Hall’s advice: Negotiate with them based on your other business with them, longevity of time you have dealt with them, and competitive pressure. You’d be surprised how quickly ¼ per cent will disappear from a supposedly firm deal, when a bank across the street is mentioned.
Like interest rates, fees should be considered negotiable. A lot of banks have fee targets for their lending staff, and the bank staff’s bonus is often based on how well they do meeting them.
Hall’s advice: Negotiate!
2. Banks don’t always need — nor do they read – all of the information they ask for.
Some banks feel that more paper and reporting makes a transaction a stronger deal.
Hall’s advice: More reporting will not make any deal better, and too much reporting is simply not looked at in any great detail. Bankers simply don’t have time. So, question the reason and rationale for all reporting requested, and how it impacts the credit risk of your account. More reporting sometimes allows a bank to justify a higher monthly fee, even if they are not actually reviewing what they’re supposed to be reporting on.
3. Your relationship is with your local representative, not your bank.
You may think that you have a relationship with your bank. Not true, says Hall. You have a relationship with your contact there, only. Beyond the branch, you are simply another account.
A deal you’re putting together can be viewed differently depending on the presentation of it, and the reputation of your rep within the bank.
Hall’s advice: Maintain an open, good relationship with your local rep and ask to meet his or her boss so that you have at least two contacts.
4. Personalities play a big part in banking.

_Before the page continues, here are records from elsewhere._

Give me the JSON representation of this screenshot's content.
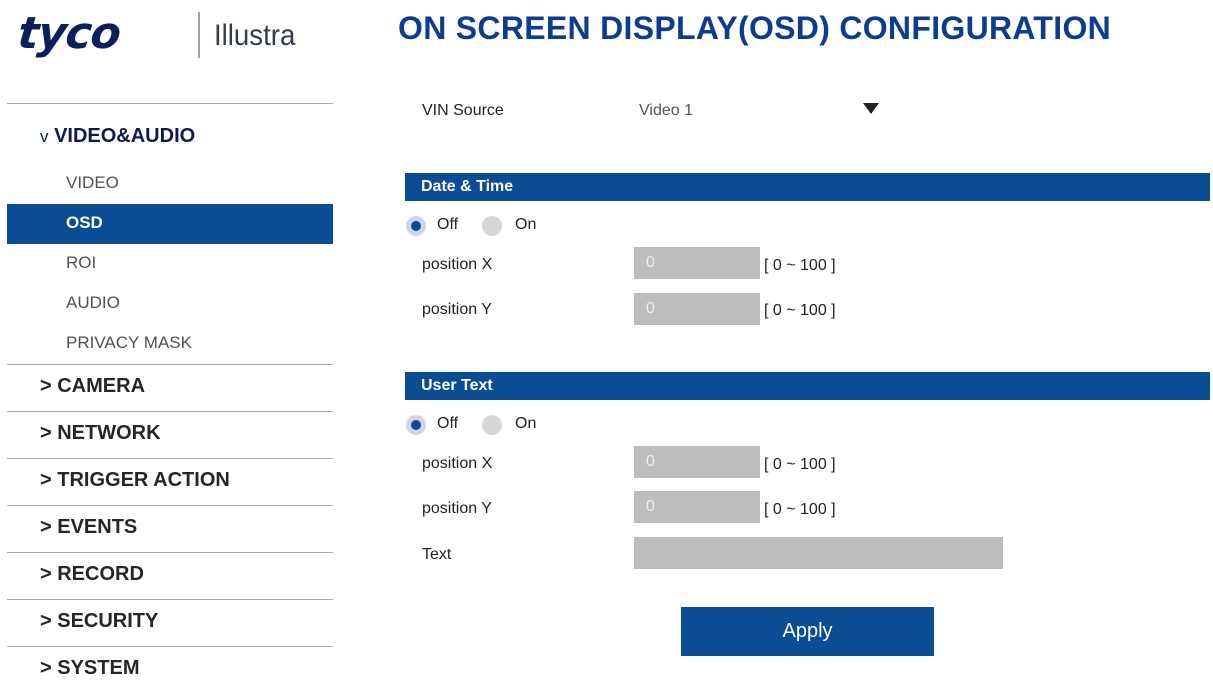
{
  "logo": {
    "brand": "tyco",
    "product": "Illustra"
  },
  "page_title": "ON SCREEN DISPLAY(OSD) CONFIGURATION",
  "sidebar": {
    "open_section": {
      "marker": "v",
      "label": "VIDEO&AUDIO"
    },
    "sub_items": [
      {
        "label": "VIDEO",
        "active": false
      },
      {
        "label": "OSD",
        "active": true
      },
      {
        "label": "ROI",
        "active": false
      },
      {
        "label": "AUDIO",
        "active": false
      },
      {
        "label": "PRIVACY MASK",
        "active": false
      }
    ],
    "sections": [
      "> CAMERA",
      "> NETWORK",
      "> TRIGGER ACTION",
      "> EVENTS",
      "> RECORD",
      "> SECURITY",
      "> SYSTEM"
    ]
  },
  "vin": {
    "label": "VIN Source",
    "value": "Video 1"
  },
  "date_time": {
    "title": "Date & Time",
    "radio_off": "Off",
    "radio_on": "On",
    "selected": "Off",
    "pos_x_label": "position X",
    "pos_x_value": "0",
    "pos_y_label": "position Y",
    "pos_y_value": "0",
    "range": "[ 0 ~ 100 ]"
  },
  "user_text": {
    "title": "User Text",
    "radio_off": "Off",
    "radio_on": "On",
    "selected": "Off",
    "pos_x_label": "position X",
    "pos_x_value": "0",
    "pos_y_label": "position Y",
    "pos_y_value": "0",
    "range": "[ 0 ~ 100 ]",
    "text_label": "Text",
    "text_value": ""
  },
  "apply_label": "Apply",
  "colors": {
    "accent_blue": "#0a4d94",
    "title_blue": "#0a3d8f",
    "input_gray": "#bdbdbd"
  }
}
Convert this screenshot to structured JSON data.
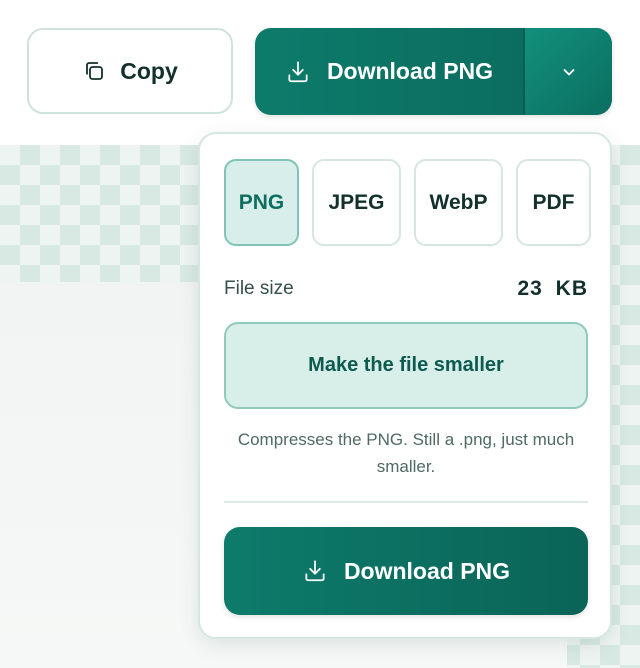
{
  "toolbar": {
    "copy_label": "Copy",
    "download_label": "Download PNG"
  },
  "export_panel": {
    "formats": [
      {
        "label": "PNG",
        "selected": true
      },
      {
        "label": "JPEG",
        "selected": false
      },
      {
        "label": "WebP",
        "selected": false
      },
      {
        "label": "PDF",
        "selected": false
      }
    ],
    "file_size_label": "File size",
    "file_size_value": "23 KB",
    "compress_button_label": "Make the file smaller",
    "compress_note": "Compresses the PNG. Still a .png, just much smaller.",
    "download_button_label": "Download PNG"
  },
  "icons": {
    "copy": "copy-icon",
    "download": "download-icon",
    "caret": "chevron-down-icon"
  },
  "colors": {
    "accent": "#0d7b6b",
    "accent_light": "#d7eeea",
    "text": "#12302c"
  }
}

All business transactions should be based on sound review and impartiality. But sometimes the bank rep’s personality can get in the way of a good deal. Be sure you feel confident the rep is prepared to put the work required into a deal and fully understands it.
Hall’s advice: Ask your rep lots of questions and ask candidly if he or she supports your deal. If they don’t, ask to see their boss (whom you have already met – see #3)
5. A negative note on your file is hard to delete.
When a written comment is made on your file by a person at a high level, even if it is blatantly wrong, it will taint your file. It’s hard to remove. And if the boss made the mistake, no one wants to be the person who corrects the boss.
Hall’s advice: Ask directly if the issue is with the local branch or at a higher level. If so, what is the issue or concern, and be prepared to address any errors. Failing which, it may be time to seek another lender.
6. Beware comparing pricing based on spreads over cost of funds. Not all banks’ costs of funds are the same, and prime or base rate are not the same.
If you are quoted a price based on a spread, such as one per cent or 100 bps, question the base for it. Historically, prime was prime was prime. But in reality, not all banks or lenders have the same prime rate. Often it may be called a spread over cost of funds. Each lender will have a different cost they have to pay for the funds they are lending to you. Base rate is NOT prime rate – base rate is often a lender’s cost of funds, plus a bit extra.
Hall’s advice: Ask what your lender’s cost of funds is, or what their current prime or base rate is. If they won’t (or can’t) tell you their cost of funds, ask what their public rating is, if they are rated. Generally, a better rating means a lower cost of funds.
7. Errors happen.
Read all your documents carefully, especially if they are from a smaller lender and they are produced from a word processor rather than a stock document. Errors frequently occur, and they can affect your legal position on such things as penalties.
Hall’s advice: Anticipate errors; ask to see how penalties or fees are calculated if something goes wrong.